In practice the pipes (12) are first laid out on the roof linked together with pipe joiners (72) and seals. Each pipe joiner defines two upwardly extending spigots which can be inserted into the sockets defined on the underside of the planters (10). The planters are then simply placed on top of the pipe joiners and plugged into the pipe network. The roof will typically have a small degree of slope to allow for drainage and when correctly positioned, the outlets of each tray are at the lowermost end of the tray and the pipes (12) follow the slope of the roof. The planters are then inter-engaged using the joining pegs (28)which provide reliable bayonet type connections. As can be seen in Figure 1, the flange (26) is lower on two adjacent walls (26a) and higher on the opposite two walls (26b) and the higher part sits over the lower part of an adjacent tray and the peg is inserted into the aligned holes (27) and rotated through 90 degrees to lock the trays together. This also prevents the trays being incorrectly assembled and ensures the outlets are always on the same side of the trays. The interconnected trays (14) serve as a storage reservoir for water during wet periods which can be used by the plants in dry periods thus reducing the amount of watering/maintenance needed for the planters.

For high wind areas where there is a risk of typhoons a longer peg is used in the hole between the exits a longer peg is used in the shroud (76a) and this connects the tray (14) to the pipe network which may be fixed to the roof by means of screws or bolts passing through holes in the pipe joiners. Rodent barriers (30) are typically used on the planters which form the perimeter of the installation to form an external barrier wall denying access to the interior of the installation to rodents.

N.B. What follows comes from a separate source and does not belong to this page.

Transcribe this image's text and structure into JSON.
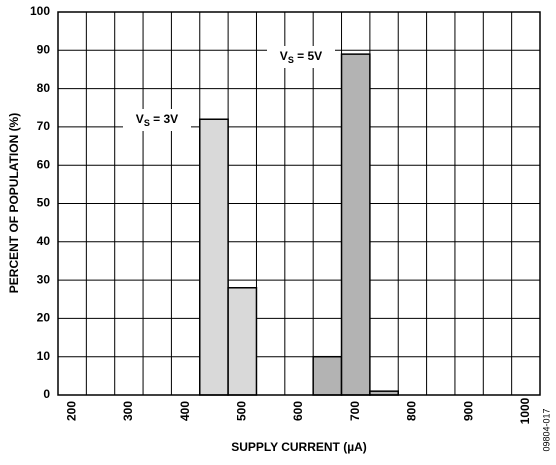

One important advantage of the invention is that it is relatively easy to remove one tray from an array of trays without having to remove adjacent trays and dismantling any part of the drainage pipe network. Trays may be required to be removed from time to time for replacement, for example, if the plants in the tray are diseased or dying or for access to the roof below the trays for maintenance.

The use of wicks to provide water to the planting medium and the air gap provided over the outlets (35, 36) reduces the tendency for the roots of the plants to move to the lower part of the tray to seek water, potentially blocking the outlets. The wicks also keep the planting medium wetter than other systems where evaporation of water or direct access to the water by plant roots is the medium of transfer of water to the planting medium.

The planter may be moulded in any suitable material, particularly plastics materials, however to provide a lightweight robust planter, high-strength UV-stabilised polypropylene the preferred material. The total weight of the tray and components saturated planting media, maximum stored water and plants is less than 30kg.

It will be appreciated by persons skilled in the art that numerous variations and/or modifications may be made to the invention as shown in the specific embodiments without departing from the scope of the invention as broadly described.

The present embodiments are, therefore, to be considered in all respects as illustrative and not restrictive.

Claims (1)

CLAIMS:

1. The steps, features, integers, compositions and/or compounds disclosed herein or indicated in the specification of this application individually or collectively, and any and all combinations of two or more of said steps or features.